Gold acquisitions in the country dropped by over half, as only 16 metric tons to 17 metric tons were purchased in May, plunging from the 34 metric tons acquired in April.
India has been the largest consumer of gold in relationship to jewelry use, although it really hasn't been a factor in gold prices during the year, although in the wedding season it at times can give it a bump up in price.
Economics is what's driving gold prices now, and that's the reason Indian demand for gold is down. That won't be a factor in the price of gold going forward, but a consequence of it.
Saturday, June 12, 2010
Citigroup (NYSE:C) Sees Silver Outperforming Gold
Over the medium term, Citigroup (NYSE:C) says silver prices could outperform gold prices, as industrial demand for silver continue to rise.
Citigroup analyst David Thurtell said this, "Gold is likely to encounter repeated resistance at the US$1,250 mark over the coming month. The seasonal low period for buying in India is upon us, which will take some of the heat out of the market."
Over the six to twelve months, Citigroup thinks silver could reach $20 an ounce.
I'm not that impressed with the idea Thurtell is making his decision in what appears to be seasonal fluctuations in demand from India, which is high during their seasonal wedding periods.
To tie the existing gold market into India gold jewelry demand doesn't compute, and doesn't account for any of the factors as to why gold prices continue to rise.

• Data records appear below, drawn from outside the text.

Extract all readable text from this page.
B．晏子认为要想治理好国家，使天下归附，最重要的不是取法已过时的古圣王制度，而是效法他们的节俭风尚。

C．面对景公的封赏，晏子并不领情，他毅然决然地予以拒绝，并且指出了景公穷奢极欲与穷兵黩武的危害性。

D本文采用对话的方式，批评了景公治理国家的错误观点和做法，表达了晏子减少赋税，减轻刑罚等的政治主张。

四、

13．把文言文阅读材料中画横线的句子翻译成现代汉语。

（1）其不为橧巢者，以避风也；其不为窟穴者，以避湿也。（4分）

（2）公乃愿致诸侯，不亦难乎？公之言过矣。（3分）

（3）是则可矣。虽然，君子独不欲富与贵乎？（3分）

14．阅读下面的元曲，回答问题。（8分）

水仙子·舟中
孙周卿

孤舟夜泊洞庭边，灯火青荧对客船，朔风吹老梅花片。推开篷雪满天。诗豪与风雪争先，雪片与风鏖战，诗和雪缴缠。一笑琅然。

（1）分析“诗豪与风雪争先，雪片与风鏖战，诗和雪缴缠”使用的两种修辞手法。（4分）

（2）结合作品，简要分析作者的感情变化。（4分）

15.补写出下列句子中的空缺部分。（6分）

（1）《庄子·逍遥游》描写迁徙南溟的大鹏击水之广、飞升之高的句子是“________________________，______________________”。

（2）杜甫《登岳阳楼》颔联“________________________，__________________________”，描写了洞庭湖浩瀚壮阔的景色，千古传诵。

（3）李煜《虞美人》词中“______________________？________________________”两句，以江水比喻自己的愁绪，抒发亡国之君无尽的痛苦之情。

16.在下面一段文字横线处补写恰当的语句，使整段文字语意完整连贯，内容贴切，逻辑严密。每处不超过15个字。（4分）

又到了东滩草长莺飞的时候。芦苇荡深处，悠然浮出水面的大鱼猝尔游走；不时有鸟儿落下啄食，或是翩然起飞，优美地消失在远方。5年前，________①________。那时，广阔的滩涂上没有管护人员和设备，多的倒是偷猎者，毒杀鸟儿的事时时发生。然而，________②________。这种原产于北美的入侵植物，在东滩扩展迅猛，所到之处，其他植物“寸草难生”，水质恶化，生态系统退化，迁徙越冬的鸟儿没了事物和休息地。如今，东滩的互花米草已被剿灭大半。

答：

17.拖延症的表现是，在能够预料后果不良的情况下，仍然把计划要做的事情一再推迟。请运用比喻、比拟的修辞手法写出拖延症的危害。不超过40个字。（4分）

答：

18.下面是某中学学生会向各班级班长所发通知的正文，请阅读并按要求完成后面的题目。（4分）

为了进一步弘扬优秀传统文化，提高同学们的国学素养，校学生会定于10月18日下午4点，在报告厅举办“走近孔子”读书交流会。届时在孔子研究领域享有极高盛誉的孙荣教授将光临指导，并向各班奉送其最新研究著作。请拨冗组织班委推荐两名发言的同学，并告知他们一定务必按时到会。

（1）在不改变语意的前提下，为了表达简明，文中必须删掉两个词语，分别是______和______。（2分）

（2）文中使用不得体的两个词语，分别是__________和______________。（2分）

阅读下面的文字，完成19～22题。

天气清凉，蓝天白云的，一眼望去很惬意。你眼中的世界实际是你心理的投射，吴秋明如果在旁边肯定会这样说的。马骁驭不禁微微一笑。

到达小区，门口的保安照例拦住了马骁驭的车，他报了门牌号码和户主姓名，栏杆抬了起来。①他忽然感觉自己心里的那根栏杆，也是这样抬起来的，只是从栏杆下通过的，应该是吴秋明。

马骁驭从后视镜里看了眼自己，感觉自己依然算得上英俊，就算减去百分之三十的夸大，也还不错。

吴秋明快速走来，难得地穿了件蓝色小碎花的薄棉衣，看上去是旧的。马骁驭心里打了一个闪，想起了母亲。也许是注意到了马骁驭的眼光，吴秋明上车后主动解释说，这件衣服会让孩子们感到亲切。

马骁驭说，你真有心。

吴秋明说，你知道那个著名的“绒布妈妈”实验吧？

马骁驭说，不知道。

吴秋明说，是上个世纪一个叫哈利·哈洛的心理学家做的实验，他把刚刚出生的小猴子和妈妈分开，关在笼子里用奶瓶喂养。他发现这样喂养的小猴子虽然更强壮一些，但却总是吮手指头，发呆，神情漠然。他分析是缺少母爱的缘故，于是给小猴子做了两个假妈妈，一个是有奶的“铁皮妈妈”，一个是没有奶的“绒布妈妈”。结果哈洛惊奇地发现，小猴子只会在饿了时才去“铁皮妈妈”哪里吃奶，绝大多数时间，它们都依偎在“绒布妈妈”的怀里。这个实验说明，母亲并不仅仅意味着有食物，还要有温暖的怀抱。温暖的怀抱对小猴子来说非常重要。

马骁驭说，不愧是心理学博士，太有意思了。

That being said, the possibility silver will rise higher than gold in the medium-term is definitely a possibility, although it has nothing to do with whether the people of India are buying gold jewelry.
Thursday, August 21, 2008
Physical Demand for Gold Increases Ahead of Indian Religious Festivals
Gold is expected to rise based on physical demand, as the Indian religious season is close at hand, and analysts have said the demand is so high at this time for finished products that refiners are having difficulty keeping up with it.
Even so, the major mover of gold prices, the U.S. dollar, is still expected to be the primary mover of gold prices, as many believe gold hasn't bottomed out yet, and until the U.S. dollar corrects, the yellow metal will struggle to make gains in any significant way.